Meta and Cerebras Launch High-Speed Llama API
Meta has partnered with Cerebras Systems to launch the Llama API, a service designed to deliver high-speed AI inference. The collaboration signals a growing interest in alternative silicon for AI workloads beyond the current market leaders. This move also reflects the increasing use of open-source and custom models for deployment in various applications, including at the edge.
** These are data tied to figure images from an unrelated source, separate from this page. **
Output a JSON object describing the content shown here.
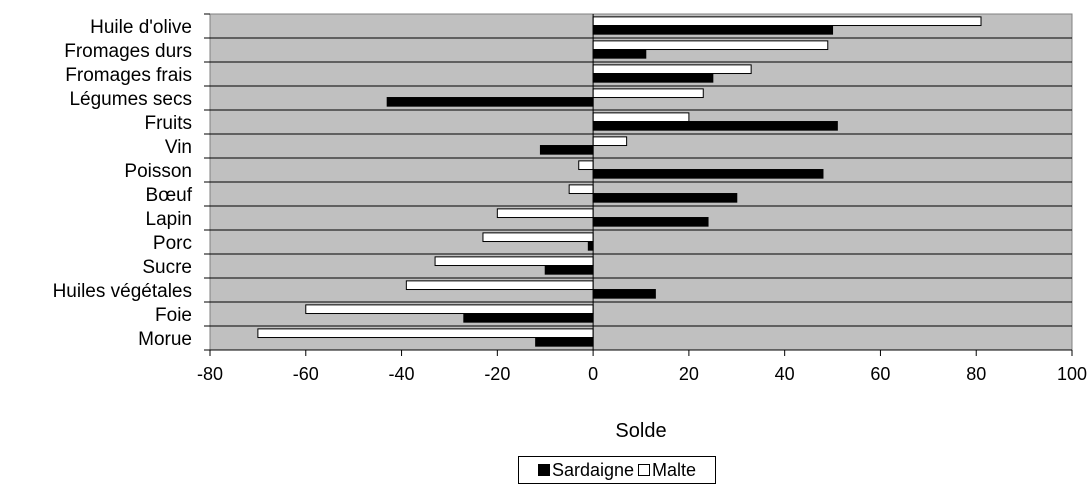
{
  "chart_data": {
    "type": "bar",
    "orientation": "horizontal",
    "categories": [
      "Huile d'olive",
      "Fromages durs",
      "Fromages frais",
      "Légumes secs",
      "Fruits",
      "Vin",
      "Poisson",
      "Bœuf",
      "Lapin",
      "Porc",
      "Sucre",
      "Huiles végétales",
      "Foie",
      "Morue"
    ],
    "series": [
      {
        "name": "Sardaigne",
        "color": "#000000",
        "values": [
          50,
          11,
          25,
          -43,
          51,
          -11,
          48,
          30,
          24,
          -1,
          -10,
          13,
          -27,
          -12
        ]
      },
      {
        "name": "Malte",
        "color": "#ffffff",
        "values": [
          81,
          49,
          33,
          23,
          20,
          7,
          -3,
          -5,
          -20,
          -23,
          -33,
          -39,
          -60,
          -70
        ]
      }
    ],
    "xlabel": "Solde",
    "xlim": [
      -80,
      100
    ],
    "xticks": [
      "-80",
      "-60",
      "-40",
      "-20",
      "0",
      "20",
      "40",
      "60",
      "80",
      "100"
    ],
    "grid": true,
    "plot_background": "#c0c0c0",
    "legend_position": "bottom"
  }
}
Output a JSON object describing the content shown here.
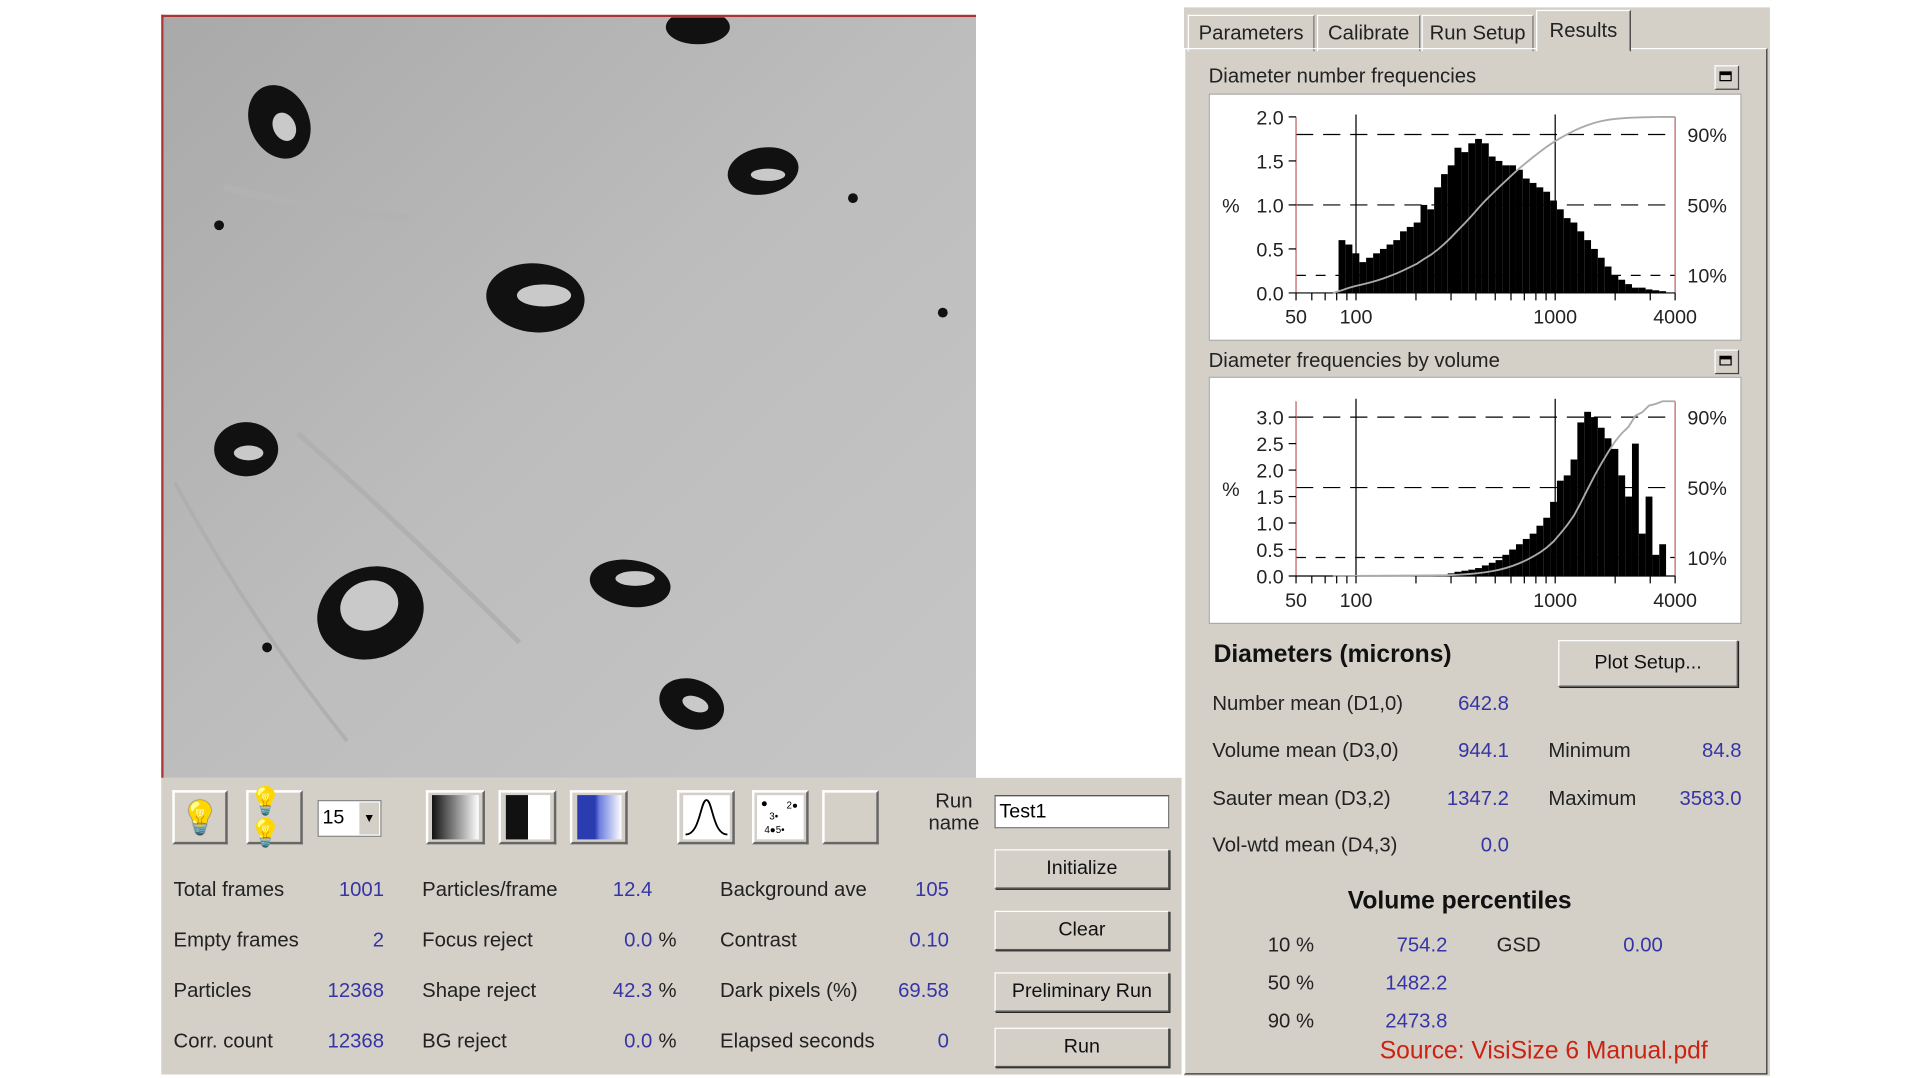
{
  "image_panel": {
    "name": "particle-image"
  },
  "toolbar": {
    "frames_value": "15",
    "run_name_label": "Run name",
    "run_name_value": "Test1",
    "icons": [
      "lightbulb-icon",
      "multi-lightbulb-icon",
      "gradient-icon",
      "black-white-icon",
      "blue-gradient-icon",
      "gaussian-curve-icon",
      "numbered-particles-icon"
    ]
  },
  "stats": {
    "col1": [
      {
        "label": "Total frames",
        "value": "1001"
      },
      {
        "label": "Empty frames",
        "value": "2"
      },
      {
        "label": "Particles",
        "value": "12368"
      },
      {
        "label": "Corr. count",
        "value": "12368"
      }
    ],
    "col2": [
      {
        "label": "Particles/frame",
        "value": "12.4",
        "unit": ""
      },
      {
        "label": "Focus reject",
        "value": "0.0",
        "unit": "%"
      },
      {
        "label": "Shape reject",
        "value": "42.3",
        "unit": "%"
      },
      {
        "label": "BG reject",
        "value": "0.0",
        "unit": "%"
      }
    ],
    "col3": [
      {
        "label": "Background ave",
        "value": "105"
      },
      {
        "label": "Contrast",
        "value": "0.10"
      },
      {
        "label": "Dark pixels (%)",
        "value": "69.58"
      },
      {
        "label": "Elapsed seconds",
        "value": "0"
      }
    ]
  },
  "buttons": {
    "initialize": "Initialize",
    "clear": "Clear",
    "preliminary": "Preliminary Run",
    "run": "Run",
    "plot_setup": "Plot Setup..."
  },
  "tabs": [
    {
      "label": "Parameters",
      "active": false
    },
    {
      "label": "Calibrate",
      "active": false
    },
    {
      "label": "Run Setup",
      "active": false
    },
    {
      "label": "Results",
      "active": true
    }
  ],
  "diameters": {
    "title": "Diameters (microns)",
    "rows": [
      {
        "label": "Number mean (D1,0)",
        "value": "642.8"
      },
      {
        "label": "Volume mean (D3,0)",
        "value": "944.1"
      },
      {
        "label": "Sauter mean  (D3,2)",
        "value": "1347.2"
      },
      {
        "label": "Vol-wtd mean (D4,3)",
        "value": "0.0"
      }
    ],
    "minimum": {
      "label": "Minimum",
      "value": "84.8"
    },
    "maximum": {
      "label": "Maximum",
      "value": "3583.0"
    }
  },
  "percentiles": {
    "title": "Volume percentiles",
    "rows": [
      {
        "label": "10 %",
        "value": "754.2"
      },
      {
        "label": "50 %",
        "value": "1482.2"
      },
      {
        "label": "90 %",
        "value": "2473.8"
      }
    ],
    "gsd": {
      "label": "GSD",
      "value": "0.00"
    }
  },
  "source_note": "Source: VisiSize 6 Manual.pdf",
  "colors": {
    "panel": "#d4d0c8",
    "value_text": "#3535a5",
    "source_text": "#cc2211",
    "axis_border": "#c06060",
    "cumulative_curve": "#aaaaaa"
  },
  "chart_data": [
    {
      "type": "bar",
      "title": "Diameter number frequencies",
      "ylabel": "%",
      "x_scale": "log",
      "xlim": [
        50,
        4000
      ],
      "ylim": [
        0,
        2.0
      ],
      "x_ticks": [
        "50",
        "100",
        "1000",
        "4000"
      ],
      "y_ticks": [
        "0.0",
        "0.5",
        "1.0",
        "1.5",
        "2.0"
      ],
      "right_ticks": [
        {
          "label": "10%",
          "y": 0.2
        },
        {
          "label": "50%",
          "y": 1.0
        },
        {
          "label": "90%",
          "y": 1.8
        }
      ],
      "x": [
        85,
        92,
        100,
        108,
        117,
        127,
        137,
        148,
        160,
        173,
        187,
        203,
        219,
        237,
        257,
        278,
        300,
        325,
        352,
        381,
        412,
        446,
        483,
        522,
        565,
        611,
        661,
        716,
        774,
        838,
        906,
        981,
        1061,
        1148,
        1242,
        1344,
        1455,
        1574,
        1703,
        1843,
        1994,
        2158,
        2335,
        2527,
        2734,
        2958,
        3201,
        3464
      ],
      "values": [
        0.6,
        0.55,
        0.45,
        0.35,
        0.4,
        0.45,
        0.5,
        0.55,
        0.6,
        0.7,
        0.75,
        0.8,
        1.0,
        0.95,
        1.2,
        1.35,
        1.45,
        1.65,
        1.6,
        1.7,
        1.75,
        1.7,
        1.55,
        1.5,
        1.45,
        1.45,
        1.4,
        1.3,
        1.25,
        1.2,
        1.15,
        1.05,
        0.95,
        0.85,
        0.8,
        0.7,
        0.6,
        0.5,
        0.4,
        0.3,
        0.2,
        0.15,
        0.1,
        0.06,
        0.06,
        0.04,
        0.03,
        0.02
      ],
      "cumulative_curve": true,
      "grid": "dashed horizontal at percentiles, vertical at 100 and 1000"
    },
    {
      "type": "bar",
      "title": "Diameter frequencies by volume",
      "ylabel": "%",
      "x_scale": "log",
      "xlim": [
        50,
        4000
      ],
      "ylim": [
        0,
        3.3
      ],
      "x_ticks": [
        "50",
        "100",
        "1000",
        "4000"
      ],
      "y_ticks": [
        "0.0",
        "0.5",
        "1.0",
        "1.5",
        "2.0",
        "2.5",
        "3.0"
      ],
      "right_ticks": [
        {
          "label": "10%",
          "y": 0.35
        },
        {
          "label": "50%",
          "y": 1.67
        },
        {
          "label": "90%",
          "y": 3.0
        }
      ],
      "x": [
        85,
        92,
        100,
        108,
        117,
        127,
        137,
        148,
        160,
        173,
        187,
        203,
        219,
        237,
        257,
        278,
        300,
        325,
        352,
        381,
        412,
        446,
        483,
        522,
        565,
        611,
        661,
        716,
        774,
        838,
        906,
        981,
        1061,
        1148,
        1242,
        1344,
        1455,
        1574,
        1703,
        1843,
        1994,
        2158,
        2335,
        2527,
        2734,
        2958,
        3201,
        3464
      ],
      "values": [
        0.01,
        0.01,
        0.01,
        0.01,
        0.01,
        0.01,
        0.01,
        0.01,
        0.01,
        0.01,
        0.01,
        0.01,
        0.01,
        0.01,
        0.01,
        0.01,
        0.05,
        0.08,
        0.1,
        0.12,
        0.15,
        0.2,
        0.25,
        0.3,
        0.4,
        0.5,
        0.6,
        0.7,
        0.8,
        0.95,
        1.1,
        1.4,
        1.8,
        1.9,
        2.2,
        2.9,
        3.1,
        3.0,
        2.8,
        2.6,
        2.4,
        1.9,
        1.5,
        2.5,
        0.8,
        1.5,
        0.4,
        0.6
      ],
      "cumulative_curve": true,
      "grid": "dashed horizontal at percentiles, vertical at 100 and 1000"
    }
  ]
}
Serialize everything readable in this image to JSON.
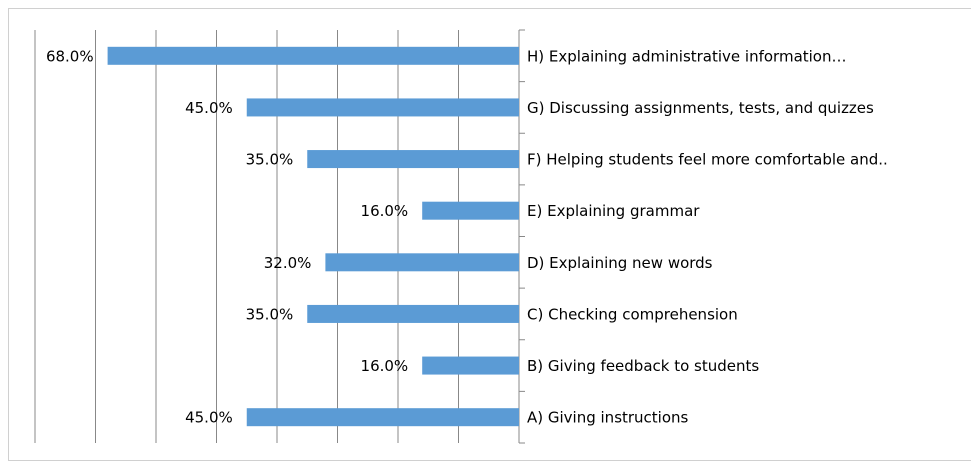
{
  "chart_data": {
    "type": "bar",
    "orientation": "horizontal",
    "x_reversed": true,
    "categories": [
      "H) Explaining administrative information…",
      "G) Discussing assignments, tests, and quizzes",
      "F) Helping students feel more comfortable and..",
      "E) Explaining grammar",
      "D) Explaining new words",
      "C) Checking comprehension",
      "B) Giving feedback to students",
      "A) Giving instructions"
    ],
    "values": [
      68,
      45,
      35,
      16,
      32,
      35,
      16,
      45
    ],
    "value_labels": [
      "68.0%",
      "45.0%",
      "35.0%",
      "16.0%",
      "32.0%",
      "35.0%",
      "16.0%",
      "45.0%"
    ],
    "color": "#5b9bd5",
    "xlim": [
      0,
      80
    ],
    "xticks": [
      0,
      10,
      20,
      30,
      40,
      50,
      60,
      70,
      80
    ],
    "grid": true
  }
}
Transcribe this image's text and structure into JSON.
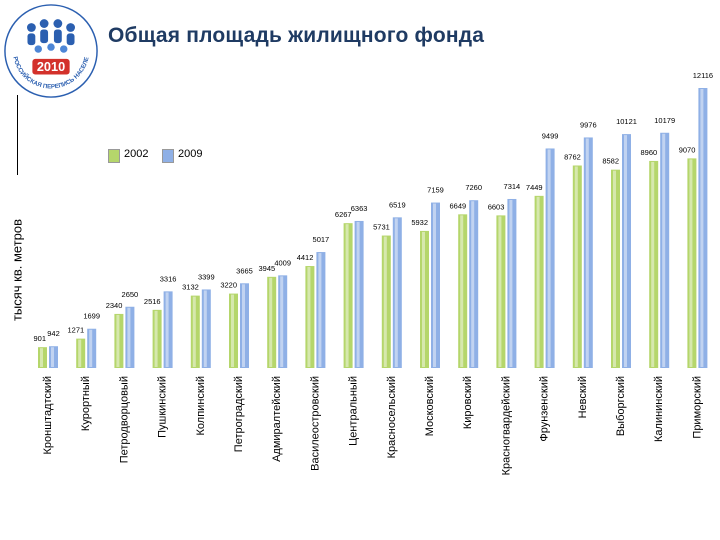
{
  "logo": {
    "year": "2010",
    "ring_text": "ВСЕРОССИЙСКАЯ ПЕРЕПИСЬ НАСЕЛЕНИЯ"
  },
  "page": {
    "title": "Общая площадь жилищного фонда"
  },
  "colors": {
    "green": "#b5d66b",
    "blue": "#8fb0e6",
    "title": "#1f3b63",
    "logo_blue": "#2b5fb0",
    "logo_red": "#d3312b"
  },
  "chart_data": {
    "type": "bar",
    "title": "Общая площадь жилищного фонда",
    "xlabel": "",
    "ylabel": "тысяч  кв. метров",
    "ylim": [
      0,
      12500
    ],
    "grid": false,
    "legend_position": "top-left",
    "categories": [
      "Кронштадтский",
      "Курортный",
      "Петродворцовый",
      "Пушкинский",
      "Колпинский",
      "Петроградский",
      "Адмиралтейский",
      "Василеостровский",
      "Центральный",
      "Красносельский",
      "Московский",
      "Кировский",
      "Красногвардейский",
      "Фрунзенский",
      "Невский",
      "Выборгский",
      "Калининский",
      "Приморский"
    ],
    "series": [
      {
        "name": "2002",
        "values": [
          901,
          1271,
          2340,
          2516,
          3132,
          3220,
          3945,
          4412,
          6267,
          5731,
          5932,
          6649,
          6603,
          7449,
          8762,
          8582,
          8960,
          9070
        ]
      },
      {
        "name": "2009",
        "values": [
          942,
          1699,
          2650,
          3316,
          3399,
          3665,
          4009,
          5017,
          6363,
          6519,
          7159,
          7260,
          7314,
          9499,
          9976,
          10121,
          10179,
          12116
        ]
      }
    ]
  }
}
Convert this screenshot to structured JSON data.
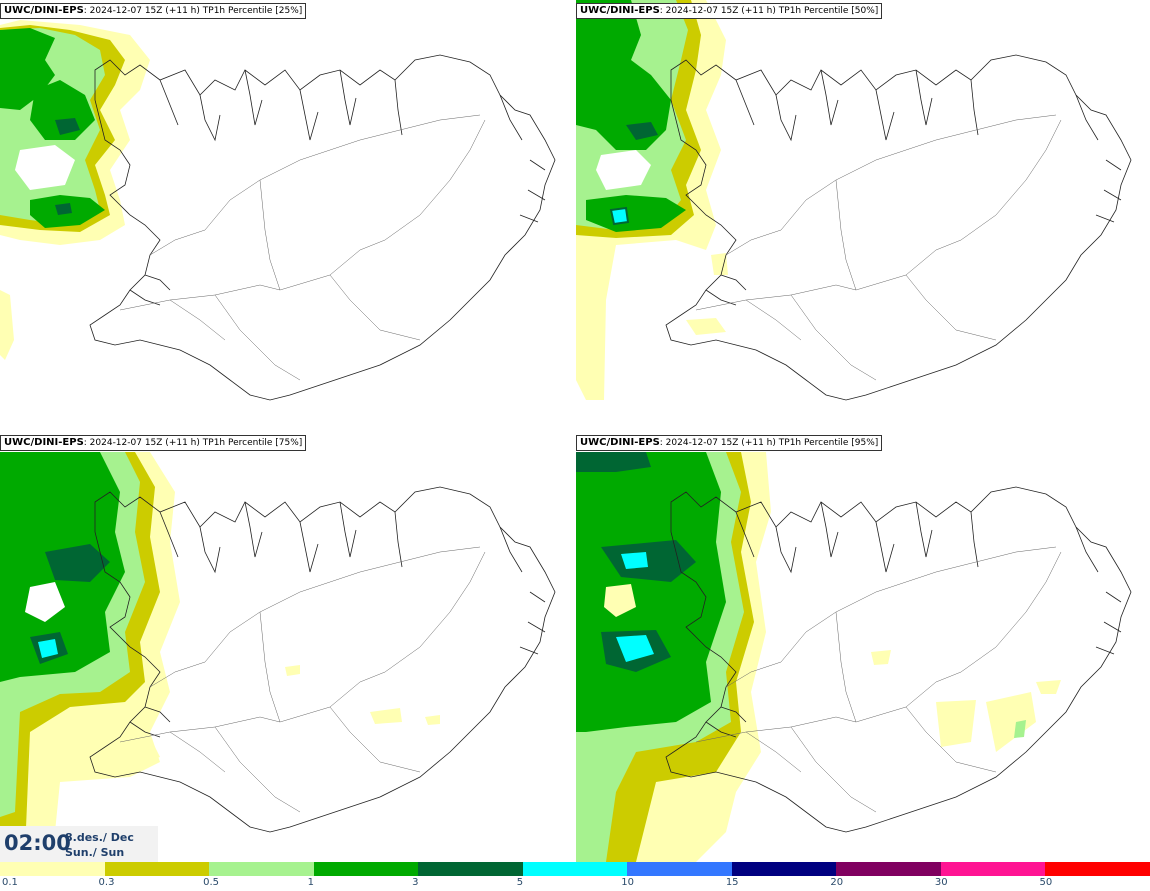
{
  "panels": [
    {
      "model": "UWC/DINI-EPS",
      "info": ": 2024-12-07 15Z (+11 h)",
      "label": "TP1h Percentile [25%]"
    },
    {
      "model": "UWC/DINI-EPS",
      "info": ": 2024-12-07 15Z (+11 h)",
      "label": "TP1h Percentile [50%]"
    },
    {
      "model": "UWC/DINI-EPS",
      "info": ": 2024-12-07 15Z (+11 h)",
      "label": "TP1h Percentile [75%]"
    },
    {
      "model": "UWC/DINI-EPS",
      "info": ": 2024-12-07 15Z (+11 h)",
      "label": "TP1h Percentile [95%]"
    }
  ],
  "valid_time": {
    "clock": "02:00",
    "date_line1": "8.des./ Dec",
    "date_line2": "Sun./ Sun"
  },
  "legend": {
    "colors": [
      "#ffffb3",
      "#cccc00",
      "#a6f28f",
      "#00aa00",
      "#006633",
      "#00ffff",
      "#3377ff",
      "#000080",
      "#800060",
      "#ff1493",
      "#ff0000"
    ],
    "ticks": [
      "0.1",
      "0.3",
      "0.5",
      "1",
      "3",
      "5",
      "10",
      "15",
      "20",
      "30",
      "50"
    ]
  }
}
- Cerebras's hardware is built on a "Wafer-Scale Engine" (WSE), a single chip that encompasses an entire silicon wafer. The latest WSE-3 integrates 4 trillion transistors and 900,000 AI-optimized cores, designed to minimize latency by keeping memory and compute physically close. - According to independent benchmarks, Cerebras's solution for Llama 4 can reach speeds of over 2,600 tokens per second, significantly faster than the roughly 130 tokens per second for ChatGPT. For the larger Llama 4 "Maverick" model with 400 billion parameters, Cerebras achieved 2,522 tokens per second, more than double the performance of NVIDIA's Blackwell GPUs. - The collaboration provides developers with an OpenAI-class alternative for building real-time, intelligent systems through the Llama API. This is aimed at applications that require chaining multiple large language model calls, such as interactive code generation and real-time agents, reducing execution times from minutes to seconds. - Meta's strategy to open-source its Llama models is designed to accelerate innovation and encourage widespread adoption, creating a community that can build upon and improve the models. This approach aims to establish Llama as a standard in the AI industry, similar to how Linux became a standard for operating systems. - Cerebras is also engaged in building out a network of AI supercomputers called Condor Galaxy in partnership with the UAE-based G42. The network, which will feature Cerebras's CS-3 systems, is planned to deliver a total of 16 exaFLOPs of AI computing power. - The Wafer-Scale Engine architecture contrasts with traditional GPU clusters by focusing on data parallelism, where each core on the wafer processes a slice of data simultaneously. This design avoids communication bottlenecks that can occur between multiple individual chips.